In order to protect some objects from accidental deletion, we added a webhook based deletion protection. This deletion protection currently protects "backend" objects from being deleted while the composite still exists. This does not (yet) protect the claims from accidental deletion.

It currently protects these objects:

  • Instance namespaces

  • PVCs within those namespaces

  • XObjectBuckets belonging to an instance

The protection can be toggled by using .spec.parameters.backup.deletionProtection in the top parent composite.

protection.drawio

By binding the protection to the topmost composite in any given nested service, we ensure that the protection cannot be circumvented by composition-functions. The topmost composite is always the one that belongs to a claim. Within composition functions it’s only possible to manipulate the .status field of that composite. It cannot be deleted from within the composition functions, so it’s the ideal anchor to fixate the protection.

Implementation

The implementation can protect objects in two cases:

  • It’s directly managed by Crossplane, either by being a managed resource, or by being deployed via provider-kubernetes

  • An object that’s not managed, but resides in a protected namespace

In the first case, Composition functions ensures that all objects deployed by Crossplane or provider-kubernetes contain labels about the composite it belongs to. That information is then used during the Webhook to figure out if the composite is in a deleted state or not. If it’s not in a deleted state, and the protection toggle is true, then it will block the deletion. To avoid any deadlocks, as soon as the composite is either not found, or has .metadata.deletionTimestamp not nil, it will disengage the protection.

The second case is very similar. The webhook reads the namespace the object belongs to and then uses the namespace with the logic for managed objects to determine the state of the protection.

If deletion protection needs to be added to a PnT managed objects, please ensure that the labels are set.

Why are we not using ownerReferences to determine the parent composite?

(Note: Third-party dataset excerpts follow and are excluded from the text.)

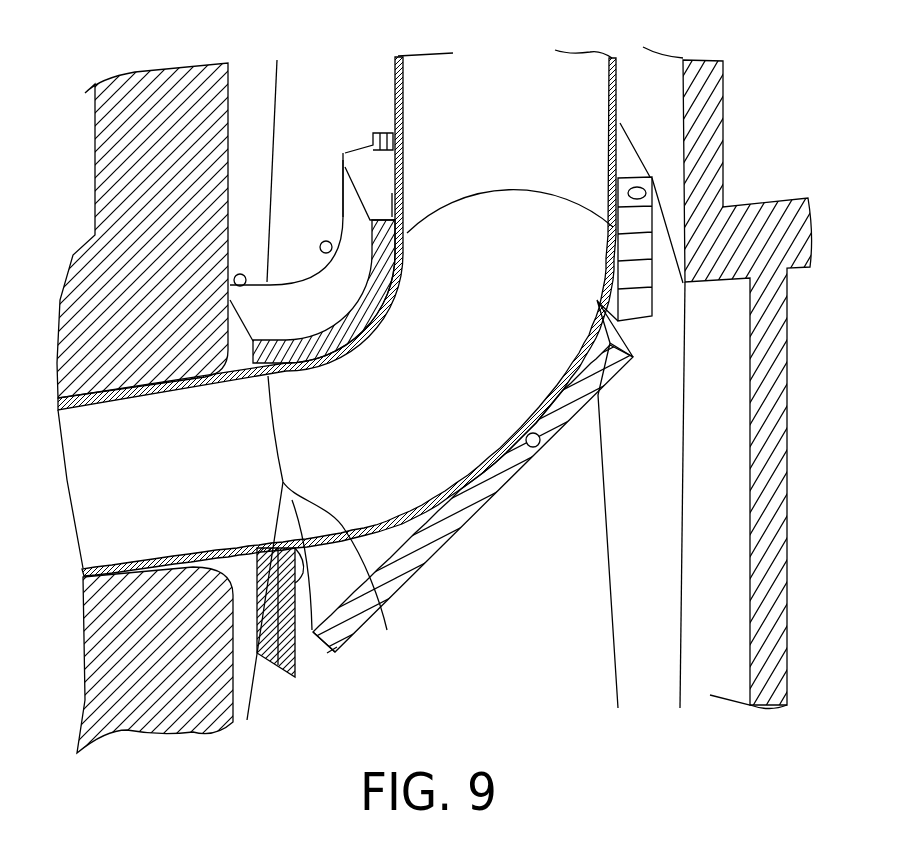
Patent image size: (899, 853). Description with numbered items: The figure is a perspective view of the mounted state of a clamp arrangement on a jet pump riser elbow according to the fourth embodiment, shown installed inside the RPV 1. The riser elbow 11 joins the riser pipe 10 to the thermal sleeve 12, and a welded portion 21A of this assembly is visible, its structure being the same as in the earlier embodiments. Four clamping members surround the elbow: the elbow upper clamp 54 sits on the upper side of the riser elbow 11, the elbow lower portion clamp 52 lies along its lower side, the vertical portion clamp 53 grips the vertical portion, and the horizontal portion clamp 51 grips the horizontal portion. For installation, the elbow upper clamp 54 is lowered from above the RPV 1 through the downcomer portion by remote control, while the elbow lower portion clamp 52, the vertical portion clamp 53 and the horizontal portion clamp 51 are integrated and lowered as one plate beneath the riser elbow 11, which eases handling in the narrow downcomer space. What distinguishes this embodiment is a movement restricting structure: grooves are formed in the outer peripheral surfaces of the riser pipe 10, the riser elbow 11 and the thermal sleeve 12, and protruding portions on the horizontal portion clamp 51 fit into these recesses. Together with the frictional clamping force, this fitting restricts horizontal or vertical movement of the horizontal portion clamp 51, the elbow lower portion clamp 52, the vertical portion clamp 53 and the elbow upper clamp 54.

The RPV 1 is at (168, 82).
The riser pipe 10 is at (446, 62).
The riser elbow 11 is at (373, 480).
The thermal sleeve 12 is at (100, 483).
The welded portion 21A is at (336, 648).
The horizontal portion clamp 51 is at (275, 660).
The elbow lower portion clamp 52 is at (477, 510).
The vertical portion clamp 53 is at (633, 172).
The elbow upper clamp 54 is at (352, 165).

The answer has multiple aspects:

  • Provider-kubernetes doesn’t set ownerRefs on its managed objects. This is due to the fact that ownerRefs have some limitations.The owners need to be either namespace scoped, or reside in the same namespace. As provider-kubernetes can manage remote clusters, the composite might not even be on the same cluster. Same applies to provider-helm.

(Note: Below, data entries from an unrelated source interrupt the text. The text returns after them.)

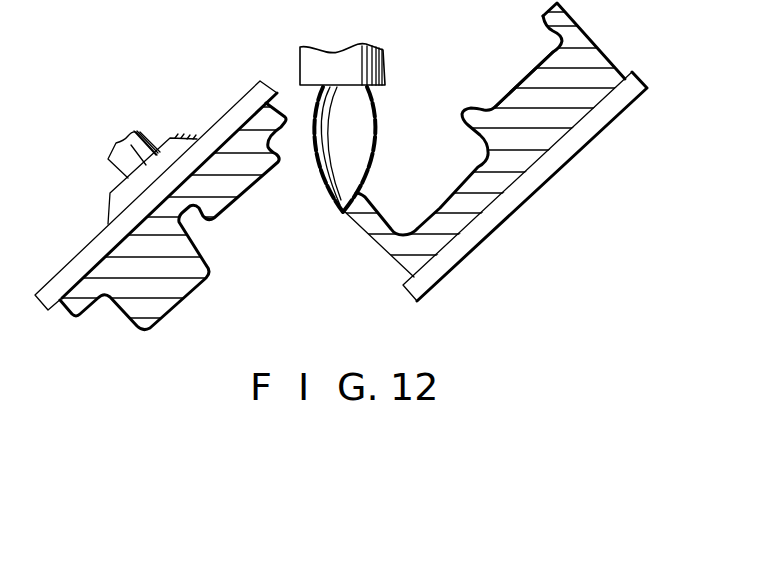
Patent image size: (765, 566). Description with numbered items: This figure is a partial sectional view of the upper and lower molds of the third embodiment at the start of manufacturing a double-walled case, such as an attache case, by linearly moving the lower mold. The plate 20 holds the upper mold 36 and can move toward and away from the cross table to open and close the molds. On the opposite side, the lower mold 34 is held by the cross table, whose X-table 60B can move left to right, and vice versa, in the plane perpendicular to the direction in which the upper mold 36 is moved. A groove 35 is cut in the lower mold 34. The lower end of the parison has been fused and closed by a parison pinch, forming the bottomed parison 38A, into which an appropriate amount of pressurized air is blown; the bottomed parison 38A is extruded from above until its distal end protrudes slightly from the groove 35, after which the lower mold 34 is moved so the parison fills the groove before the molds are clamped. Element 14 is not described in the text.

The plate 20 is at (259, 96).
The upper mold 36 is at (238, 183).
The mounting block 14 is at (386, 60).
The bottomed parison 38A is at (377, 138).
The lower mold 34 is at (590, 60).
The groove 35 is at (513, 88).
The X-table 60B is at (590, 133).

  • Only Managed resources have ownerRefs to their composite.

  • For nested services, like Keycloak, the ownerReferences only point to the next composite in the chain. If for any reason one of the parent composites is missing, we can’t get to the parent anymore.

Override deletion protection

Sometimes it’s necessary to delete some PVC even if the instance still exists. For example if one node of a Galera cluster gets corrupted and needs to be re-initialized.

To achieve this, following label has to be set on that object. That label will override the protection for exactly that object.

appcat.vshn.io/webhook-allowdeletion: "true"

The value has to be "true" or else it will not trigger the override.